[Cells. Photo Credit to Pixabay]

A recent study published in Nature by a team at Oregon Health and Science University has introduced a new technique that can transform an ordinary human skin cell into an egg cell capable of forming an embryo.

This new approach relies on a process based on somatic cell nuclear transfer, the same basic method once used to clone Dolly the sheep. 

In this method, scientists first remove the nucleus from a donated human egg, leaving only its surrounding material known as cytoplasm.

They then insert the nucleus of a human skin cell into this  “empty” egg. 

Since the skin cell nucleus contains a full set of 46 chromosomes, while a real egg has only 23, the researchers had to force it to behave like a natural egg.

To trigger this reduction, they applied an electrical pulse combined with a drug called roscovitine, which altered cell-cycle control and pushed the DNA through a meiosis-like division called “mitomeiosis.” 

In some cases, this produced haploid egg-like cells with only 23 chromosomes, called haploid cells, meaning they contained half the normal genetic material.

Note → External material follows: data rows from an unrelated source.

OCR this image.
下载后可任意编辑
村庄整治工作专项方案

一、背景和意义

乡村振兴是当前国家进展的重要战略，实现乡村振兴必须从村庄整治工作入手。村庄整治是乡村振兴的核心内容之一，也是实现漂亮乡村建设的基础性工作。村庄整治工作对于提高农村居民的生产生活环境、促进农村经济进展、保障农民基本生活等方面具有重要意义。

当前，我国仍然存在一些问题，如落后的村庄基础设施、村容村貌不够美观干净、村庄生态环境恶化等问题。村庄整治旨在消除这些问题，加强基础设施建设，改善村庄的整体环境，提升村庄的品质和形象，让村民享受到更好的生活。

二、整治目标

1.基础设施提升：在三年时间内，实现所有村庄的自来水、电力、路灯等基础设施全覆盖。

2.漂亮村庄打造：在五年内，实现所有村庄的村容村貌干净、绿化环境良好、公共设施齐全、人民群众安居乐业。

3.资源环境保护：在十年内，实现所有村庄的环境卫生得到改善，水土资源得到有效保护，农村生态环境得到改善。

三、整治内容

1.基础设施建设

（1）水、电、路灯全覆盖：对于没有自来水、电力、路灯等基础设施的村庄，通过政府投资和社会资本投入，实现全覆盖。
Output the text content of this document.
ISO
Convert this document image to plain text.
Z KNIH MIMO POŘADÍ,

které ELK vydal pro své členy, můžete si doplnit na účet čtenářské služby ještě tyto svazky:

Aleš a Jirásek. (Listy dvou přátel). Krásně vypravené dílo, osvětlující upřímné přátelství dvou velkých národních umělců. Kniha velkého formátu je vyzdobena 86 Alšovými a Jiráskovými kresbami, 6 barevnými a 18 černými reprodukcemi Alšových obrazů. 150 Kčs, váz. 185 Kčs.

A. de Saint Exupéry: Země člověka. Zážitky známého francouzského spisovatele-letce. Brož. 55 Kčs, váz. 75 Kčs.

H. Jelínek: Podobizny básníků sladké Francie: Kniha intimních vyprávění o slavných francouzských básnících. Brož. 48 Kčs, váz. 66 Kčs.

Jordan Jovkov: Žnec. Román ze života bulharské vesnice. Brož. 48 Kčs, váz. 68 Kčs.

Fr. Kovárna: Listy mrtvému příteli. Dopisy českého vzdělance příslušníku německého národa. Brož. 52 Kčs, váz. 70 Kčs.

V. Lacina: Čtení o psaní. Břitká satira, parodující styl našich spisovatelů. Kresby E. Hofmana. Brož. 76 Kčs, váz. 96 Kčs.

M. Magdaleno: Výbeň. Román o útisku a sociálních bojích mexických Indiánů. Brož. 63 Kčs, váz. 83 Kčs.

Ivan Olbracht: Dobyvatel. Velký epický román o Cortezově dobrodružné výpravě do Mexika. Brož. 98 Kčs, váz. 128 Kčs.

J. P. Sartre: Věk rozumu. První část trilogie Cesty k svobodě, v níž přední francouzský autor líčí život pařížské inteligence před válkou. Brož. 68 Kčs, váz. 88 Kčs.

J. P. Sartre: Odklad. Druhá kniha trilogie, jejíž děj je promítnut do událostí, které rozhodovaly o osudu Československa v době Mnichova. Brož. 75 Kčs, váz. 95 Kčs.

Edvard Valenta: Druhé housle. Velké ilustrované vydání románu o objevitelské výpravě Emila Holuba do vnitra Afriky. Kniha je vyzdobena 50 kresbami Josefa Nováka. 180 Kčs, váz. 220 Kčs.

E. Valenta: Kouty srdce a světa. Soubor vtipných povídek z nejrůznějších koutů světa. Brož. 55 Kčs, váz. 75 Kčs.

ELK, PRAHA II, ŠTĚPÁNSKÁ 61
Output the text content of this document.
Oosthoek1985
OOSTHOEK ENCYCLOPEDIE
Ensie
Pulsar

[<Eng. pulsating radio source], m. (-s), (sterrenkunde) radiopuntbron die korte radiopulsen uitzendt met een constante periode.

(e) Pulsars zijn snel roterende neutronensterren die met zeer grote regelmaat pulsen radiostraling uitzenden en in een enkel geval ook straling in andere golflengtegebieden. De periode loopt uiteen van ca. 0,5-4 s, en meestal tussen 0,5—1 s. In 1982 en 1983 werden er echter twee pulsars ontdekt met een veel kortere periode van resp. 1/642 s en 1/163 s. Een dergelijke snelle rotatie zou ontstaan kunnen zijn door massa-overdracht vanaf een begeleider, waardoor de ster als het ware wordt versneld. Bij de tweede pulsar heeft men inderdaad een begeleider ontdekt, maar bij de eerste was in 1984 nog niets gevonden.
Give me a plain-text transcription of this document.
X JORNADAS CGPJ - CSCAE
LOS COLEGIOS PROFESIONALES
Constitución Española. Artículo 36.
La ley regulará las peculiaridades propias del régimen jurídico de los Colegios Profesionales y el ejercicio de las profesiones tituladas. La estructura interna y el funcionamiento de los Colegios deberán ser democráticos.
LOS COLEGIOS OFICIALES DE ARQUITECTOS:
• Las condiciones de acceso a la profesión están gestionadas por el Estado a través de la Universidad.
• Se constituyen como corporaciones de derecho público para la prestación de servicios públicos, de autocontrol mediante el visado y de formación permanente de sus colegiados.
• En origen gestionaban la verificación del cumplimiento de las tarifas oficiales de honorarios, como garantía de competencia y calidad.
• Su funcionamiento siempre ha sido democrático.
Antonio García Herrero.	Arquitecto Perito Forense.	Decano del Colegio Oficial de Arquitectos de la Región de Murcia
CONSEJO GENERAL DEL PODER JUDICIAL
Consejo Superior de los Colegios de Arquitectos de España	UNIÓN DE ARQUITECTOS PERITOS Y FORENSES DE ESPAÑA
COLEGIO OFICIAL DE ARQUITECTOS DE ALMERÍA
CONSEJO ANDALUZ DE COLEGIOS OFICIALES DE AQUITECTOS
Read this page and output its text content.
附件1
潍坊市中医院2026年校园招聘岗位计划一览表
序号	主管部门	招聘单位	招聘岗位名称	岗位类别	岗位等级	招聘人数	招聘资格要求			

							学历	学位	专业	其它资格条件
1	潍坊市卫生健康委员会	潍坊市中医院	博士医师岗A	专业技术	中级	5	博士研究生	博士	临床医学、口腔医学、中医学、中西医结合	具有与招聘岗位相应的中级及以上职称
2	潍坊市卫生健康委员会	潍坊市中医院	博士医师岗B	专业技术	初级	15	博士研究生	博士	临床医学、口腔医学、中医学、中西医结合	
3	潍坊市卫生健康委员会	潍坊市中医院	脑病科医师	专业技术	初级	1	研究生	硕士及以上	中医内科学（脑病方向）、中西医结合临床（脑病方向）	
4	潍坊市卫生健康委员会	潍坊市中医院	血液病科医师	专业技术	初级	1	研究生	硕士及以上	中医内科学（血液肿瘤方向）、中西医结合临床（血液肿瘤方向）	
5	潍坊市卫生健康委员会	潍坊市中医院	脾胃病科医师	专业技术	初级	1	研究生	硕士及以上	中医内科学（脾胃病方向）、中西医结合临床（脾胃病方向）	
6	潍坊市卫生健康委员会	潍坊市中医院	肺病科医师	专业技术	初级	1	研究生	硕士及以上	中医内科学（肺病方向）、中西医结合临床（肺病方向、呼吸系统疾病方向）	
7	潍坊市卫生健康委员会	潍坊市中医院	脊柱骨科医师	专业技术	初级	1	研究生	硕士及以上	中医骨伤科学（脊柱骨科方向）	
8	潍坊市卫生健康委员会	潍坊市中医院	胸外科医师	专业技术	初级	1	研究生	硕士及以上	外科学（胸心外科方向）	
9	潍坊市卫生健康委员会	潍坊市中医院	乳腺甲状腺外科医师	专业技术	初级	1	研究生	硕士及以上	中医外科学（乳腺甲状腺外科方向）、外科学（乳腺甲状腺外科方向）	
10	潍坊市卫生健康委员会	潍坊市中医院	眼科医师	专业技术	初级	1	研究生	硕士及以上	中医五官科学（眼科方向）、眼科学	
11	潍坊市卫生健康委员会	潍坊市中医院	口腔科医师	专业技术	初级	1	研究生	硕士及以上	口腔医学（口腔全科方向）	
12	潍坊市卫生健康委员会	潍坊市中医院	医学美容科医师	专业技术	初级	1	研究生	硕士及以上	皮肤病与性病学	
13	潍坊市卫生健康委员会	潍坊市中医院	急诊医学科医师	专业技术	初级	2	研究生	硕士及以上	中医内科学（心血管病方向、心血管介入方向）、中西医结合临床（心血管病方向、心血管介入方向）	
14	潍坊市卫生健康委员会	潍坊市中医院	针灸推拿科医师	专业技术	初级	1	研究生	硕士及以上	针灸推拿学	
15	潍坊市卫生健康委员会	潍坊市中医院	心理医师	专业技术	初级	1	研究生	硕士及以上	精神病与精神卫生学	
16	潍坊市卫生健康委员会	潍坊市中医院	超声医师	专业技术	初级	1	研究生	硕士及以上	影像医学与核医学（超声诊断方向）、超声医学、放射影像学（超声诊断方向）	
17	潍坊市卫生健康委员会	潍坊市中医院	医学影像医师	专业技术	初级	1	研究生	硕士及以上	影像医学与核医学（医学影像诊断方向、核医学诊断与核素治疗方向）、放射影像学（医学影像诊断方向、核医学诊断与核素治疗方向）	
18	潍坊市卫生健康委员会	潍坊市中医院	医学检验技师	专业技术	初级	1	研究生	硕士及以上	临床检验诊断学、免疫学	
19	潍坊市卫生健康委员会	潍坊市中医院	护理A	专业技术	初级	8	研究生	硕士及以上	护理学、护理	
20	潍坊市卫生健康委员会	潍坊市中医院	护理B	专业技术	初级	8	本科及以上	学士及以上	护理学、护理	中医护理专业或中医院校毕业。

The scientists then fertilized these artificial eggs with sperm using standard IVF. 

A few successfully developed into early embryos, though many showed chromosome errors due to the incomplete mimicry of natural meiosis.

Despite such significant discovery, the method remains highly inefficient and prone to errors.  

Out of 82 artificially engineered egg cells, only about 9 percent developed into early embryos called blastocysts.

These embryos often showed abnormal numbers of chromosomes and incomplete reprogramming of the original skin-cell genes.

Genetic sequencing showed that chromosome pairs separated randomly without the usual exchange of genetic material, a flaw that leads to “aneuploidy,” where cells have missing or extra chromosomes.

Before any embryo could be expected to develop to term, scientists will need to precisely control chromosome pairing and recombination, fix genes through chemical modifications, and dramatically reduce developmental errors.

Most experts estimate it could take a decade or more of research and strict safety testing before any clinical use is possible.

Beyond the biological challenges, creating eggs from skin cells raises serious social and ethical questions related to misuse of such power.

One concern is consent.

In theory, anyone’s skin cells, even from something as small as a hair or saliva sample, could be turned into eggs without their permission, raising issues of genetic privacy and potential misuse. 

Like other advanced technologies, the cost of such technology could also deepen inequality, as advanced treatments are typically accessible only to wealthy individuals.

Another issue is the possibility of “designer babies,” as the ability to generate many eggs could encourage selection for specific traits, fueling social division and ethical debates.

Legal systems are also unprepared for these scenarios, leaving gaps in rules about ownership, parental rights, and research boundaries in such cases.

As much negative impact this technology may bring to society, the potential benefits are considerable.

The technology could provide hope for women who can no longer produce eggs, to patients who lost fertility after cancer treatment, or even to same-sex couples hoping to have genetically related children.

In laboratories, artificial eggs could help scientists study how human embryos form, reveal the causes of infertility and miscarriages, and provide safer ways to test new drugs or toxins without relying on scarce donated eggs. 

As technology advances rapidly, its power to help humanity must be balanced with responsibility and care. 

Scientific innovation should always be guided by ethical reflection, ensuring progress serves people rather than endangering them.